Tuesday, August 26, 2014

Lilia's Best Multigrain Cookies Ever Ever

A few weeks ago, one of my favorite authors, K.J. Charles, had a terrific blog post about the difficulties authors have today managing the pressure to share details about their real lives for the sake of curious fans. I write with a pen name, and since one of the main rationales for that pen name was to keep my authorship of gay tentacle porn off the radar of my kids' schools, I have not had much temptation or opportunity to overshare, though I admit to prostituting my incredibly cute, dare-I-say "Boo-esque," pet Corgeranian anywhere I think his adorable wittle face might my help my career. In fact I'll do that right now:





Isn't he precious?

Anyhoo, one really shocking, tabloid-worthy RL factoid that I have kept deeply under wraps until now is that I am really into baking, specifically baking with whole grains.  Yeah, I know, it's bad: cupcakes, cookies, quick breads, fruit crumbles--I make them all.

Except pies--I have "personal issues" with pie crusts, as in mine suck.

Generally, my family is pretty "supportive" of "Mom's whole grain thing," meaning if they ever want to eat another goddamn cookie in this house again, let alone bring three dozen top-sellers to their school bake sale, they'd better keep their traps shut about my refusal to cook with insipid, nutritionally castrated refined flours. But even my junk-food inhaling teenager would agree that my Multigrain Chocolate Chips are the best cookies he's ever eaten.  So I thought in the interest of promoting the scrumptiousness and health benefits of whole grains as well as my own coolness, I would share the recipe.

If you've ever made a chocolate chip cookie, you will realize that 100% of the innovation of this recipe is in the combination of grains, specifically the use of Spelt, Kamut, and Teff flours. Spelt and Kamut are older varieties of wheat, both far superior for most non-bread baking than regular whole wheat. Teff is a gorgeous Ethiopian grain that is used for their famous flat bread, injera. It is also a supergrain like quinoa or amaranth thanks to its kick-ass nutritional profile. All three are available from Bob's Red Mill. I buy them by the case from Amazon (You can click each name for the buy links).

So here's the recipe: 

Ingredients:
1 cup spelt flour
½ cup teff flour
½ cup kamut flour
1 tsp. baking soda
½ tsp. salt
2 sticks of butter (softened)
1 cup Brown Sugar
½ cup white sugar
2 eggs
1 tsp. Vanilla
1 cup chocolate chips or to taste

Instructions:
Prepare cookie sheets—use parchment if possible, otherwise grease lightly.

Bowl 1--Dry Mix
1 cup spelt flour
½ cup teff flour
½ cup kamut flour
1 tsp. baking soda
½ tsp. salt

Mix together thoroughly

Bowl 2—I use a stand mixer

2 sticks of softened butter
1 cup brown sugar
½ cup white sugar

Beat together until light, then add:

2 eggs
1 tsp.
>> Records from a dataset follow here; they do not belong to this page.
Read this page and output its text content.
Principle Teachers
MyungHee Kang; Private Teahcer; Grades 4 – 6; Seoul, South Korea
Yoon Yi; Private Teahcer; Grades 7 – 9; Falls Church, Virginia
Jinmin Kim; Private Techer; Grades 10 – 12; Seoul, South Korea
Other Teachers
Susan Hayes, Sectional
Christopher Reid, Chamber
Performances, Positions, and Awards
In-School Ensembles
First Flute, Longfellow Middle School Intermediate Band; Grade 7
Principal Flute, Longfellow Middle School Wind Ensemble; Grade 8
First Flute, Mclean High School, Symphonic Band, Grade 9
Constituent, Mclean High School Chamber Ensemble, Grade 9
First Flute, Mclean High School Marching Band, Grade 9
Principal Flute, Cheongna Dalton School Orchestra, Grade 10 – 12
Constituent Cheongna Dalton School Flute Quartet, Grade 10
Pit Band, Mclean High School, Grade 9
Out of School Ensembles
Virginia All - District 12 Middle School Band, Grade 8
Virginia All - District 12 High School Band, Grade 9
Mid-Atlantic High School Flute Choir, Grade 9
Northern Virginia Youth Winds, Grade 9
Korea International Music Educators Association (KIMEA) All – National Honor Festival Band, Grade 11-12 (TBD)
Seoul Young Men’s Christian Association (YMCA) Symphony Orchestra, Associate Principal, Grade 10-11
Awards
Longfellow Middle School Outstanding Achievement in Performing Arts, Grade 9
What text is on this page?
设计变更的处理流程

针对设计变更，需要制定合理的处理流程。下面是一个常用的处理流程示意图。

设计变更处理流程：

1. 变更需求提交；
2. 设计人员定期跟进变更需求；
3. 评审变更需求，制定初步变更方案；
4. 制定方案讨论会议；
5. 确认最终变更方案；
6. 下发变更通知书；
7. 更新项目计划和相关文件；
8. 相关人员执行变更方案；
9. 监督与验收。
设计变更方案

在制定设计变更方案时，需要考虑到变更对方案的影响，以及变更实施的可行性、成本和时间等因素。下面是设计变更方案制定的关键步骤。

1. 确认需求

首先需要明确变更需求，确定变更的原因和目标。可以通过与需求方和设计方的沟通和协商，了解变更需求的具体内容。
Vanilla

Mix lightly until blended—don’t overbeat.

Add flour mixture, mix gently until blended.
Add 1 cup chocolate chips or to taste


Place spoonfuls of dough approximately 2 inches apart on cookie sheets.






Bake 10 minutes—then check frequently.   

DO NOT OVERBAKE—I find this recipe more forgiving then the regular one, but almost the only thing you can do to ruin chocolate chip cookies is to overbake them—SO DON’T DO IT. This is what they should look like:  


A few final notes:
"USE PARCHMENT."  It's annoyingly expensive, but you can reuse it (just wipe it off), which I do since I am really cheap and make tons of cookies. But you should just trust me on this. Parchment makes better cookies. Much better. Just use it. 

"1 cup chocolate chips or to taste."  Confession: I like but don't looooove chocolate, so I go very light on the chocolate chips (I use ordinary Nestle chips--Ghirardelli are oddly hard). Yes, my kids whine, and when they make the cookies themselves they can use as many chips as they want.  (Me smiling sweetly). Since you, dear reader, are making your own cookies, you can use the whole damn bag if that's your preference.

Here's one final photo--aren't they gorgeous? (Another super-juicy Lilia factoid: that's my wedding china they're sitting on.)


Yikes, now I want one. Seriously, I recommend these cookies. Everyone loves them. I could probably say more but those photos made me hungry--like, I have to have a cookie. NOW.

Time to yell at my son to get off the damn X-box and put the butter out.